Knox's doctrine of the church. Preaching, sacraments, and discipline. The church had a prophetic function to the state, hence, he was duty bound to proclaim the whole counsel of God to all men, including the unbelieving in the nation, and its magistrates. All human authority was derived from God. So Knox had a high view of civil authority, and that it was to be by the authority of the church, required to conform to the Word of God.

The promotion of true religion, is required of just civil government. Suppress all disobedience to God's law in the realm, is the role of civil government. Civil nobility are obligated to uphold the moral law in society. But we are not Jews, not kings? But all are to kiss the Son lest hebe angry. 

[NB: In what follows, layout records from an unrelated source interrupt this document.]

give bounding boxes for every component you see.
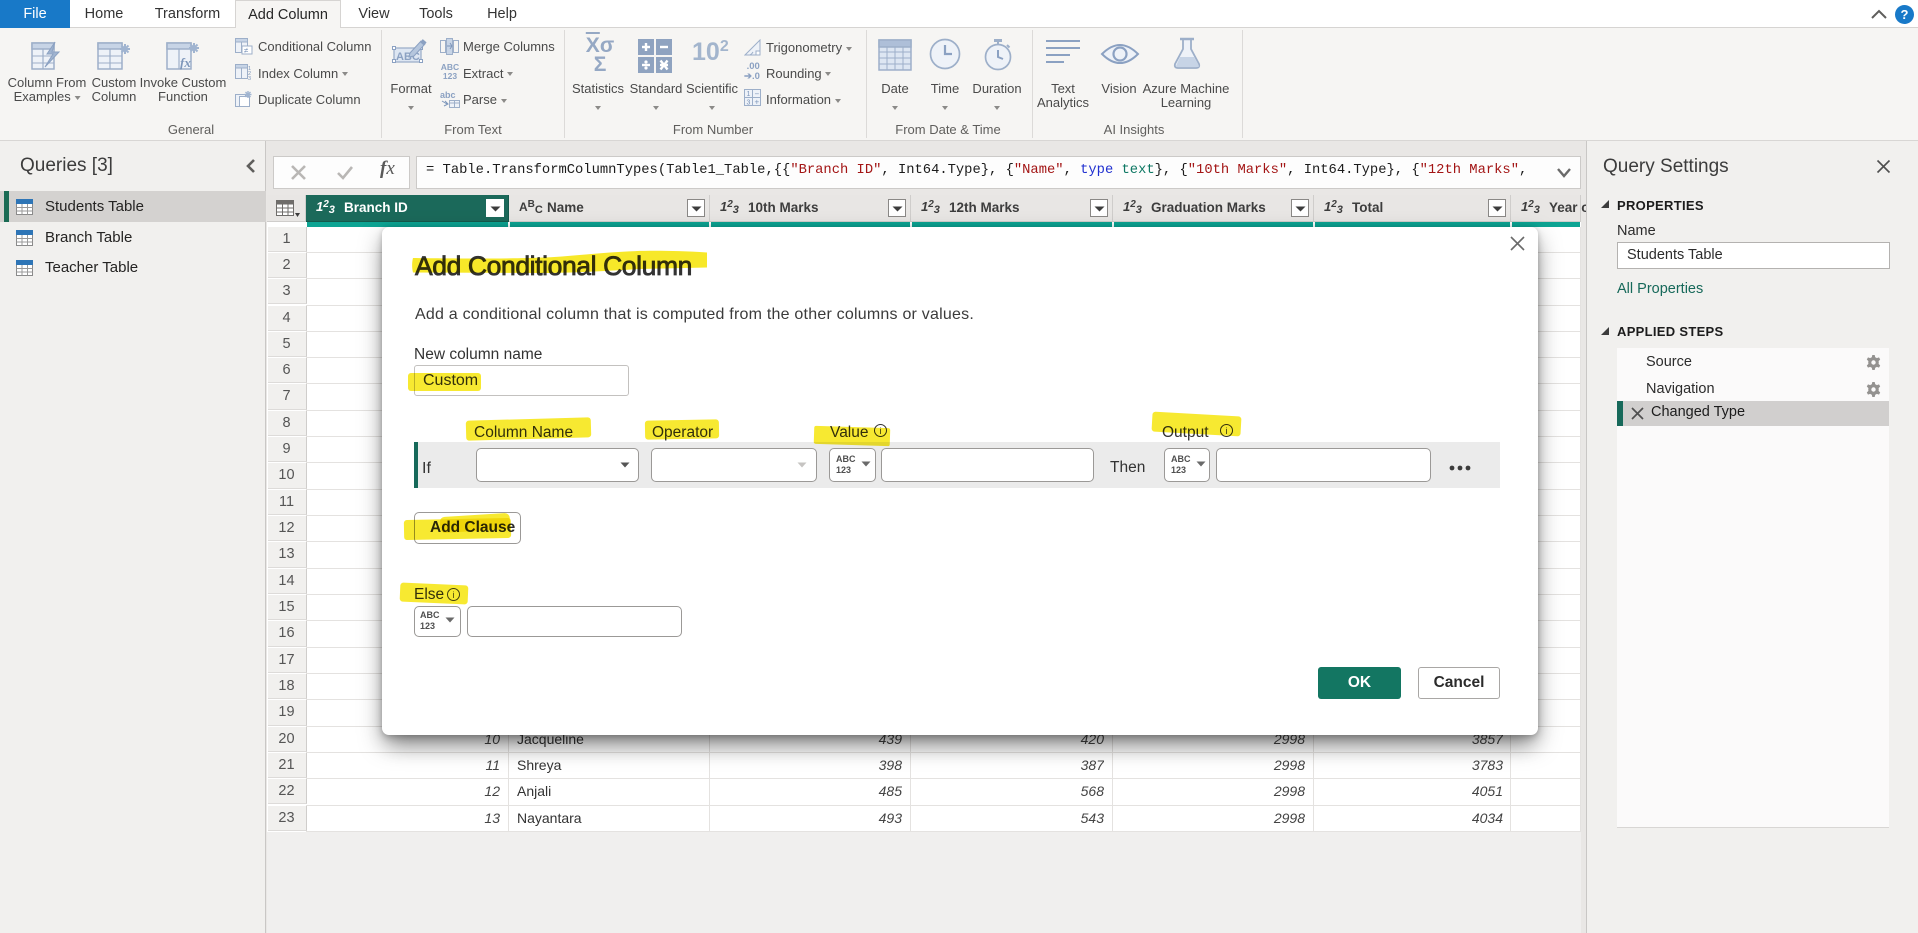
- svg-text:3: 3: [747, 100, 751, 107]
- svg-text:+: +: [755, 98, 760, 107]
- svg-text:3: 3: [248, 76, 251, 81]
- svg-text:1: 1: [747, 91, 751, 98]
- svg-text:≠: ≠: [244, 46, 249, 55]
- svg-text:abc: abc: [440, 90, 456, 100]
- svg-text:fx: fx: [180, 55, 191, 70]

So was Knox Erastian? Problem of historians not getting the theology, and theologians not getting the history.  But Knox is imminently clear that neither sphere is to dominate the other. No Erastian. Christ is head of the church, not the state head of the church. And Christ is head of civil authority.

Hence, for Knox idolatry was a capital offense, the murder of the soul. So he urged the civil government to condemn and punish idolatry. It is to be treated as a capital offense.

So was Knox a tyrant? What about toleration? In the modern mind this is extreme. How do we present this to a post Christian world? Not by dismissing Knox as a man of his day. So are we, of our day. God is Lord of the conscience. Mary Queen of Scots resorted to her own individual conscience. Conscience requires knowledge, Madam, of which you have none. 

Knox saw it as the requirement of the state to act and punish idolatry when it publicly impugns on the law of God. Liberty yes, but within the boundaries of God's reviewed will. He envisioned a state that was under the authority of God, including the establishment of Christian schools throughout the realm, Christian schools. Rejected entirely the idea of a civil sphere that was secular. Establish a Christian commonwealth. 

Knox would say to us today. Make sure your political theory is biblical, which has a great deal to say to nations about their responsibilities to his law. Our political structure must kiss the Son. Whois king? Jesus! 

In a disestablishment age, keep the ideal in view. Yes, the reality is other, but hold fast to the ideal as given in the Bible. We must not over emphasize this because it is not essential to the role, mission, and authority of the church. The church is built by God through the means of evangelism, to preach the gospel of Jesus Christ in all the world.

Pray for the reformation of both church and state.